Scale up MMT service delivery in the most cost efficient manner possible in collaboration with MOH (VAAC and other related departments), provincial People's Committee and provincial health service (PHS). Pilot service provision models and evaluate the effectiveness, cost efficiency and sustainability of each model to prepare for Vietnamese Government to invest in the Methadone treatment service system, including satellite dispensing, co-payment, and integrated in ARV out-patient clinics models. Based on similar QI approaches developed in other prevention, care and treatment interventions develop a tool for improved MMT implementation at the district and provincial levels to add to existing quality improvement tools (QI). Conduct an evaluation of the methadone program in Vietnam to inform programming decision. Findings from the evaluation will support program planning and decision making and will provide evidence in support of effective program elements to Vietnamese policy makers and health authorities.
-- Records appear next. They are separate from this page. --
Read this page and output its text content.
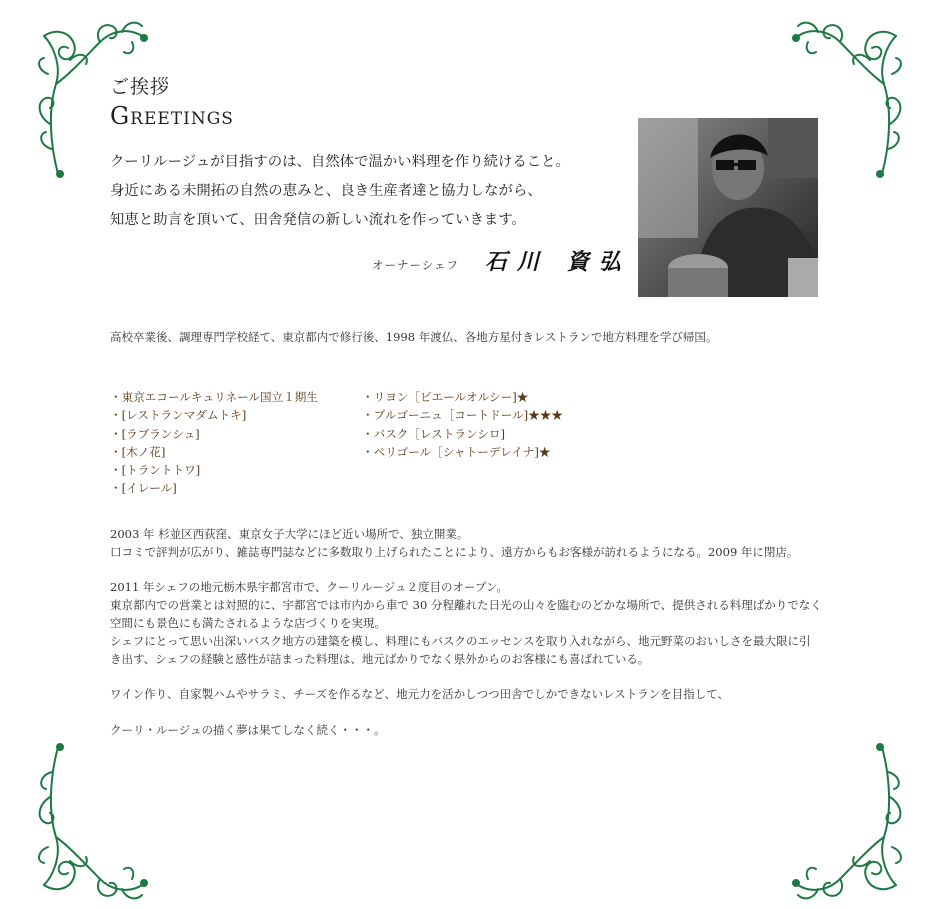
ご挨拶
Greetings

クーリルージュが目指すのは、自然体で温かい料理を作り続けること。

身近にある未開拓の自然の恵みと、良き生産者達と協力しながら、

知恵と助言を頂いて、田舎発信の新しい流れを作っていきます。

オーナーシェフ 石川 資弘

高校卒業後、調理専門学校経て、東京都内で修行後、1998 年渡仏、各地方星付きレストランで地方料理を学び帰国。

・東京エコールキュリネール国立１期生
・[レストランマダムトキ]
・[ラブランシュ]
・[木ノ花]
・[トラントトワ]
・[イレール]
・リヨン［ピエールオルシー]★
・ブルゴーニュ［コートドール]★★★
・バスク［レストランシロ]
・ペリゴール［シャトーデレイナ]★

2003 年 杉並区西荻窪、東京女子大学にほど近い場所で、独立開業。

口コミで評判が広がり、雑誌専門誌などに多数取り上げられたことにより、遠方からもお客様が訪れるようになる。2009 年に閉店。

2011 年シェフの地元栃木県宇都宮市で、クーリルージュ２度目のオープン。

東京都内での営業とは対照的に、宇都宮では市内から車で 30 分程離れた日光の山々を臨むのどかな場所で、提供される料理ばかりでなく

空間にも景色にも満たされるような店づくりを実現。

シェフにとって思い出深いバスク地方の建築を模し、料理にもバスクのエッセンスを取り入れながら、地元野菜のおいしさを最大限に引

き出す、シェフの経験と感性が詰まった料理は、地元ばかりでなく県外からのお客様にも喜ばれている。

ワイン作り、自家製ハムやサラミ、チーズを作るなど、地元力を活かしつつ田舎でしかできないレストランを目指して、

クーリ・ルージュの描く夢は果てしなく続く・・・。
This evaluation will determine whether and which model of interventions of the scale up of methadone program for Vietnamese IDUs should be replicated nation-wide in expanded settings based on cost effectiveness, observed outcomes on HIV status, adherence to HIV treatment regimens, continued drug injection, sharing of injecting equipment, engagement in criminal activity, and enhanced quality of life, compared with costs of providing methadone treatment. The partner will increase drug users' access to services, as well as to sterile injecting equipment, condoms, and behavior change communication (BCC) aimed at preventing HIV transmission. The partner will encourage and facilitate access for clients to HTC and drug dependence treatment, especially MMT. The partner may procure, and will distribute, clean needles and syringes through a variety of innovative and traditional channels (including outreach, vouchers, pharmacists, tea/snack shops, fixed boxes, fixed sites, and secondary distribution) in accordance with results of an NSP needs assessment to determine procurement and distributions needs throughout the country. In partnership with Chemonics, the TBD partner will provide vocational training with a focus on improving employment opportunities for methadone clients. The partner will incorporate strategies around prevention of sexual transmission among IDUs and their sexual partners.
Continue to support PMTCT services in existing sites where also supports adult and pediatric care and treatment services in a family-centered model, focus on integrating PMTCT services into MCH and RH services and strengthening these services to serve for most-at-risk women.
Improve women's access to PMTCT services by strengthening MCH/RH services and by supporting the development of strong referral links between PMTCT services at the commune and district levels, district pre-natal and pediatric clinics, and district HIV outpatient clinics.
Integrate counseling and testing into pre-natal clinics through the RH and MCH networks, and among mobile teams providing counseling and testing in some hotspot communes in provinces such as Dien Bien and 'hot spot' districts and communes, where the HIV epidemic is generalized.
Sustain the response by building the capacity of local MCH/RH public and private institutions.
Continue to support improved management of HIV-TB co-infection by supporting and funding TB screening and referral, improving coordination of TB and HIV services at the province and district, and, capacity building for TB and HIV clinicians.